En 1989, une journaliste française rencontre Sammy devenu vieux. Il a survécu à son épouse, Donnita. A la mort de John Wayne, 10 ans auparavant, d'un cancer après celles de nombreux participants du film "Gengis Khan", la question de l'influence des essais atomiques sur la santé des individus refera surface en Angleterre. La mort de celui qui incarnait l'Amérique, va enfin soulever le couvercle que des années de combat des habitants du Nevada regroupés en association "The Downwinders" 'en référence au fait d'être sous le vent du souffle atomique) n'avaient réussi qu'à entrouvrir.

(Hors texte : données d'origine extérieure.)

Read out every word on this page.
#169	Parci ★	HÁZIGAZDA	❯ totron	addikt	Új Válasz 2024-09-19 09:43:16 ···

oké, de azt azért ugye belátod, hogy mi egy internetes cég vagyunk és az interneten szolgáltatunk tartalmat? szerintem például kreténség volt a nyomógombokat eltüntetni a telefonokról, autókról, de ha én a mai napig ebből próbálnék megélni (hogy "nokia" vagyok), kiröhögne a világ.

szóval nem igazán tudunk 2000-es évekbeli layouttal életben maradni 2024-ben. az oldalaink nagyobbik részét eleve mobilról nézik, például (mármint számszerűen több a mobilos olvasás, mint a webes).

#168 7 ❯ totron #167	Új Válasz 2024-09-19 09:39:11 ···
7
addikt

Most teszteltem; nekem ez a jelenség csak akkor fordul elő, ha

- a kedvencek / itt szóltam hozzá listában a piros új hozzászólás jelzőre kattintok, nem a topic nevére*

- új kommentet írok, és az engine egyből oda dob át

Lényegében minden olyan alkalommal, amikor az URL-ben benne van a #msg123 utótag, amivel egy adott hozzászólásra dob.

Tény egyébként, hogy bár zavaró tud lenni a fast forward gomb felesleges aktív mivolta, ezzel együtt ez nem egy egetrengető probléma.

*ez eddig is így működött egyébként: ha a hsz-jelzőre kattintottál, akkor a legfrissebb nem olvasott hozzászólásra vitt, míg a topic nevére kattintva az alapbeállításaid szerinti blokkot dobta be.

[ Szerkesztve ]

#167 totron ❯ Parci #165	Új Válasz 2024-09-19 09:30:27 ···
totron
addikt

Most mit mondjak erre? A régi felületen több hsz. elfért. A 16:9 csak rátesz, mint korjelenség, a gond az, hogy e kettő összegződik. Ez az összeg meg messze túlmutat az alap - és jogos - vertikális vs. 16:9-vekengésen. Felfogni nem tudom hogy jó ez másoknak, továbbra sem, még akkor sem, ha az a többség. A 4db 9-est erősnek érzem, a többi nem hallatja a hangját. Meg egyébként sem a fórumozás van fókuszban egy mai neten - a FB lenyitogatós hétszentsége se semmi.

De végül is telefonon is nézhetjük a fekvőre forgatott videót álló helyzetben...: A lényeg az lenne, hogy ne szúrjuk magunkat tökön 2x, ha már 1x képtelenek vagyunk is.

Ce roman m'a fait découvrir un versant peu connu de l'époque post seconde guerre mondiale aux USA. Derrière l'Amérique prospère, il y a des monstres venus avec la guerre : les militaires, les scientifiques, qui se prennent pour Dieu dans le désert du Nevada, qui jouent un jeu bien plus dangereux que le blackjack, la roulette, le Poker ou le bandit manchot. Ils jouent avec d'infimes particules : uranium, plutonium, radium. Il est terrible ce livre, terrible parce qu'ainsi que le faisait remarquer un rapport en 1980, la seule victime des bombes atomiques depuis la seconde guerre mondiale étaient des américains eux-même, mais pas ceux qui avaient le pouvoir, non les ordinaires, les pas connus, les cobayes de l'Amérique des puissants, victimes d'un jeu de dupes du XXème siècle.

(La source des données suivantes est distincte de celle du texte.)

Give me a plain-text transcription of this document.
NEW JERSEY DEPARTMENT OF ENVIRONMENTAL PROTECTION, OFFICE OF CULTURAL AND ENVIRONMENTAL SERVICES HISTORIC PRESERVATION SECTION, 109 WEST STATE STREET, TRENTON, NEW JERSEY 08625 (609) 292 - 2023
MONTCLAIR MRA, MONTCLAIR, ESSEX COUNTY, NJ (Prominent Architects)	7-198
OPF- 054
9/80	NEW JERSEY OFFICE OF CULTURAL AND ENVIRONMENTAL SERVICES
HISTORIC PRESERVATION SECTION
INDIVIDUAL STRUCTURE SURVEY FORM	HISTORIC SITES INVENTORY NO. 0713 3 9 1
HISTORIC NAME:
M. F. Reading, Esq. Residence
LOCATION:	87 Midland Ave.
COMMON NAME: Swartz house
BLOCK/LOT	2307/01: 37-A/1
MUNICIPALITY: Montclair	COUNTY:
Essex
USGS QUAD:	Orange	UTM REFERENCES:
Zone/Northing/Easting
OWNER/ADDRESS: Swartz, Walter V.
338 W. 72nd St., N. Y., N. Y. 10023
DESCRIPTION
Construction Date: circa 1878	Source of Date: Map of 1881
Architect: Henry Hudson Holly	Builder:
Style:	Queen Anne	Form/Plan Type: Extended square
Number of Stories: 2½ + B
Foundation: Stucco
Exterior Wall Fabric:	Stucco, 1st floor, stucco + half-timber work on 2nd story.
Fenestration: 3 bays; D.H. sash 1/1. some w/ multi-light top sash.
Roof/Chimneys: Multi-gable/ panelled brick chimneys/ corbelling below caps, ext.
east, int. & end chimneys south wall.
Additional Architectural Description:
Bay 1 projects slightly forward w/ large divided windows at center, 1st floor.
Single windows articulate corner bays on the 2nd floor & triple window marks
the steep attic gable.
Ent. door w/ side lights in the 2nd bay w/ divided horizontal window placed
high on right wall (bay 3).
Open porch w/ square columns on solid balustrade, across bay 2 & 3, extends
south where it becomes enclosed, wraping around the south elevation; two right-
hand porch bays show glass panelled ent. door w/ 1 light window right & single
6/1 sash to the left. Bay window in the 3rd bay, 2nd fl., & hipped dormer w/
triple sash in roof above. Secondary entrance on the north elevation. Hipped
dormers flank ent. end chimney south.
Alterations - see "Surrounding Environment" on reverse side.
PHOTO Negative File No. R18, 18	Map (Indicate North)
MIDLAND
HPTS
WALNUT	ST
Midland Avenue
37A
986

J'ai franchement été impressionnée par toutes ces personnes qui se sont battues pour que soit connu la vérité, ces personnes qui quelque soit leur religion, leur couleur de peau, n'ont jamais eu la reconnaissance de ce qu'ils avaient subi dans cette époque étrange qu'était la guerre froide au USA, qui a pris les couleurs d'un champignon atomique. Ce livre est un hommage, mais aussi une reconnaissance de ce qui s'est passé. Il rend très concret la méconnaissance du nucléaire à l'époque. Il est très ironique qu'un indien Paiutes fasse partie des derniers témoins : ces mêmes indiens massacrés lors de l'arrivée du progrès, incarné par les européens.